Thankfully I have my Nan’s 1916 copy of ‘The Australian Gardener” by F.H. Brunning and it makes great reading. There are many references to how to economise on water because everyone who lived in the country totally relied on rain water. There are great illustrations on how to grow plants from cuttings, how to save seed and store it for the following year and how to graft just about anything. People actually spent very little on the garden because they did everything themselves. Pest control in 1916 was a bit alarming though. Arsenic, kerosene, nicotine, linseed cake and something called Manurial Insecticide was recommended regularly.
Kitchen gardens were to be situated “as near as it may be convenient, so that communication with the kitchen and the stables may be made with facility.” Brunning gives out a serve to careless gardeners who do not do the required reading to for the “proper time and manner of sowing seed, blaming the seedsman for their non success.” Sound familiar?

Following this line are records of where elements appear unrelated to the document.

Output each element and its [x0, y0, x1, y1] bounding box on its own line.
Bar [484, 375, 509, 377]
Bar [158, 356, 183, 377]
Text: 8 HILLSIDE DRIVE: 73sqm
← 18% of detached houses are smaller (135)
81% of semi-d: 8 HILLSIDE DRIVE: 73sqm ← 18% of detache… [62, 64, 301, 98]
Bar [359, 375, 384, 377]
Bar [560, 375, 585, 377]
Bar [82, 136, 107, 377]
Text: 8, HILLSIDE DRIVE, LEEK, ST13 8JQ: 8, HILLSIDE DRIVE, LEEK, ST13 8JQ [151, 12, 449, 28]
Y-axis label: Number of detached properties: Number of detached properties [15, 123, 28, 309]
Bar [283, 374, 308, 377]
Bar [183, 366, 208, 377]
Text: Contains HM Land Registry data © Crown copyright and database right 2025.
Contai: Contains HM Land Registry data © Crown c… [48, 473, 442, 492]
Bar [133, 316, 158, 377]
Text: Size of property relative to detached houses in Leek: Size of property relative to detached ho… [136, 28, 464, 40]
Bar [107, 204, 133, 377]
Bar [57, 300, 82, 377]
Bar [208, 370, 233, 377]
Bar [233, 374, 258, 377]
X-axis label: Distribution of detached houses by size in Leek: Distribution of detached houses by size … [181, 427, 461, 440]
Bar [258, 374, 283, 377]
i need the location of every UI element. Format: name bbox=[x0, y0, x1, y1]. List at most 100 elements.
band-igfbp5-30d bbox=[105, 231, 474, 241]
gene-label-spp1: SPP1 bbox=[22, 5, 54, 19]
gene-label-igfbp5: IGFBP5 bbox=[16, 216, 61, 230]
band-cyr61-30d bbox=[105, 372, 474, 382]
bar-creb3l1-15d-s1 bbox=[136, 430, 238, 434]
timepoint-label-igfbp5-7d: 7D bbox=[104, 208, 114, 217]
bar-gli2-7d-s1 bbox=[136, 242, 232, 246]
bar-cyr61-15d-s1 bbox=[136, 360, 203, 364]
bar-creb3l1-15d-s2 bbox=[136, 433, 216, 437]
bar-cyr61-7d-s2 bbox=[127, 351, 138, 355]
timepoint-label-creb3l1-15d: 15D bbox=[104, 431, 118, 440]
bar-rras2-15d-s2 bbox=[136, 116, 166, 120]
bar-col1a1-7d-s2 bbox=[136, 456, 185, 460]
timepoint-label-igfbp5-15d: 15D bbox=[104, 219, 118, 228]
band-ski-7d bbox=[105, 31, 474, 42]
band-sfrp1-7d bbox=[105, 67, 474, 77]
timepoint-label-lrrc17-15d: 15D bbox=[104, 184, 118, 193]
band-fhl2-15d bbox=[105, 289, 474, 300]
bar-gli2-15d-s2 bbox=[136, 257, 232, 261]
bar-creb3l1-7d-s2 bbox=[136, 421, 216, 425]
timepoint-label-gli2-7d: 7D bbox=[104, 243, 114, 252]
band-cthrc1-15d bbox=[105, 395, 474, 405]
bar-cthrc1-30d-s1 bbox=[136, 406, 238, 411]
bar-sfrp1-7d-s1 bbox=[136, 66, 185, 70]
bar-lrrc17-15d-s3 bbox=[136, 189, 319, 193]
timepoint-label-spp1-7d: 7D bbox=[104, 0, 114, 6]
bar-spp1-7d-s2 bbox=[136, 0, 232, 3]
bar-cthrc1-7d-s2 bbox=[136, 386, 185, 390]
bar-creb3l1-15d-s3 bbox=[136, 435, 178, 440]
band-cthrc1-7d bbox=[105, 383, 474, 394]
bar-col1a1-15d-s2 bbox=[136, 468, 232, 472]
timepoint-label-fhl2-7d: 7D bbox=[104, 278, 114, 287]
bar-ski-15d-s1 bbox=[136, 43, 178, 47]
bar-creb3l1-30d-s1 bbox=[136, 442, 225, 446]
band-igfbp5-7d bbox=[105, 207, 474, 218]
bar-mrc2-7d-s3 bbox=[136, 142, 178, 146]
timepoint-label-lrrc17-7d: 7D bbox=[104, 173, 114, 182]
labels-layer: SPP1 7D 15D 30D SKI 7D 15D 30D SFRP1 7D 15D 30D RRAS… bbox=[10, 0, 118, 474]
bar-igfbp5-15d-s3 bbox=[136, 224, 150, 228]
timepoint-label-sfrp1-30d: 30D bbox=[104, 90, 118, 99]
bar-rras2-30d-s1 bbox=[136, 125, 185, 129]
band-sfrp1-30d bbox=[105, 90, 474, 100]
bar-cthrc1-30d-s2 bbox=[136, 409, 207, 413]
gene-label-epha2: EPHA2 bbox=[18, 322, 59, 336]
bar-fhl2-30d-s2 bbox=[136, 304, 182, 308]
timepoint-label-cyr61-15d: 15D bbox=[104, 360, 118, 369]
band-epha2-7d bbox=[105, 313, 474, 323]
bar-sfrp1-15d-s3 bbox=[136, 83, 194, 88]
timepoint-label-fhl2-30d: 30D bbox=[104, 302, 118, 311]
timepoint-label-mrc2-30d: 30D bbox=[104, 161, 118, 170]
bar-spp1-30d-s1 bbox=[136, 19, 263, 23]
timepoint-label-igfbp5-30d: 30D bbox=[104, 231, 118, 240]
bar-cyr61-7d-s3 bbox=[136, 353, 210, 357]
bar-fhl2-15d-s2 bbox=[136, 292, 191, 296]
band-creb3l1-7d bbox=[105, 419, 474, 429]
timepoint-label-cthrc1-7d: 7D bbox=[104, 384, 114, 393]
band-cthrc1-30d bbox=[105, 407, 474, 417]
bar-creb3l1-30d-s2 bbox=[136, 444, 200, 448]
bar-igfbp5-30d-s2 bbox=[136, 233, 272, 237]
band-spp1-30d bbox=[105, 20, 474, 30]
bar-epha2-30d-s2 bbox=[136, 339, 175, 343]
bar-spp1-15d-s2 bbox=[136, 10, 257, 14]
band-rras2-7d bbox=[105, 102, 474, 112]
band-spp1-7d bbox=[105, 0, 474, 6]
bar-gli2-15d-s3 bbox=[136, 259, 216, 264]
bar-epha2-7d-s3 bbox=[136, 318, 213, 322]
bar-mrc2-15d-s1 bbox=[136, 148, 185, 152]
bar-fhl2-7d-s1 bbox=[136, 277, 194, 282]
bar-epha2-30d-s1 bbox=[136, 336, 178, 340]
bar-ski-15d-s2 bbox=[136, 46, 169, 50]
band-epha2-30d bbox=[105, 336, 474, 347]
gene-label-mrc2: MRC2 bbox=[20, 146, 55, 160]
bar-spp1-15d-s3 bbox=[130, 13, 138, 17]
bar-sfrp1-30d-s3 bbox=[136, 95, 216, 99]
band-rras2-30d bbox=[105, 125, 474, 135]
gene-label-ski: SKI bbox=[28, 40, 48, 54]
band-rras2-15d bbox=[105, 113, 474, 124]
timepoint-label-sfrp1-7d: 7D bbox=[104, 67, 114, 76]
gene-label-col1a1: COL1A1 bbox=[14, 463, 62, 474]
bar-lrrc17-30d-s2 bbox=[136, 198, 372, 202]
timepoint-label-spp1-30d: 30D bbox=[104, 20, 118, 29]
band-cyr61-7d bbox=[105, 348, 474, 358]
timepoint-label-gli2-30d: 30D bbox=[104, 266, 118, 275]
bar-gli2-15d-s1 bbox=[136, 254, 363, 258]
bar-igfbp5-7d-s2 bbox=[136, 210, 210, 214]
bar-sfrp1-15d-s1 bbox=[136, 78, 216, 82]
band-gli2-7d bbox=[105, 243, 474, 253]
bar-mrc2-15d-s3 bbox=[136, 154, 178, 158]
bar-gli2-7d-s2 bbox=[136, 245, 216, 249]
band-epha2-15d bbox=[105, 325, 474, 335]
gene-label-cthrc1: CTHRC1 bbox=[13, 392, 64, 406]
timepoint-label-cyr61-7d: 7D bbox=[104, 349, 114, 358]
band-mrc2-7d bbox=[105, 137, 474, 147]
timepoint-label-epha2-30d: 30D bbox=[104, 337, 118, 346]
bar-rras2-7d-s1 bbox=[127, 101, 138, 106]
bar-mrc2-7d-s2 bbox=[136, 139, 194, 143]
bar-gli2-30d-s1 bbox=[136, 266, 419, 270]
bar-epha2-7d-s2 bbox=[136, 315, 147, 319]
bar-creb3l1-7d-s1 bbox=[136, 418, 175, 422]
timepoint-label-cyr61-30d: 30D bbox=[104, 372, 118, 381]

There was a great push for people to grow their own food and tend their gardens, not just because of food shortages during the war years, but for the benefit of the whole community. In the words of Brunning “The brightness and beauty of flowers is a mental uplift in these drab wartime days while, if we grow our own vegetables, we not only live better, but live cheaper.”
Gardens have been healing the heart, mind and spirit for many years.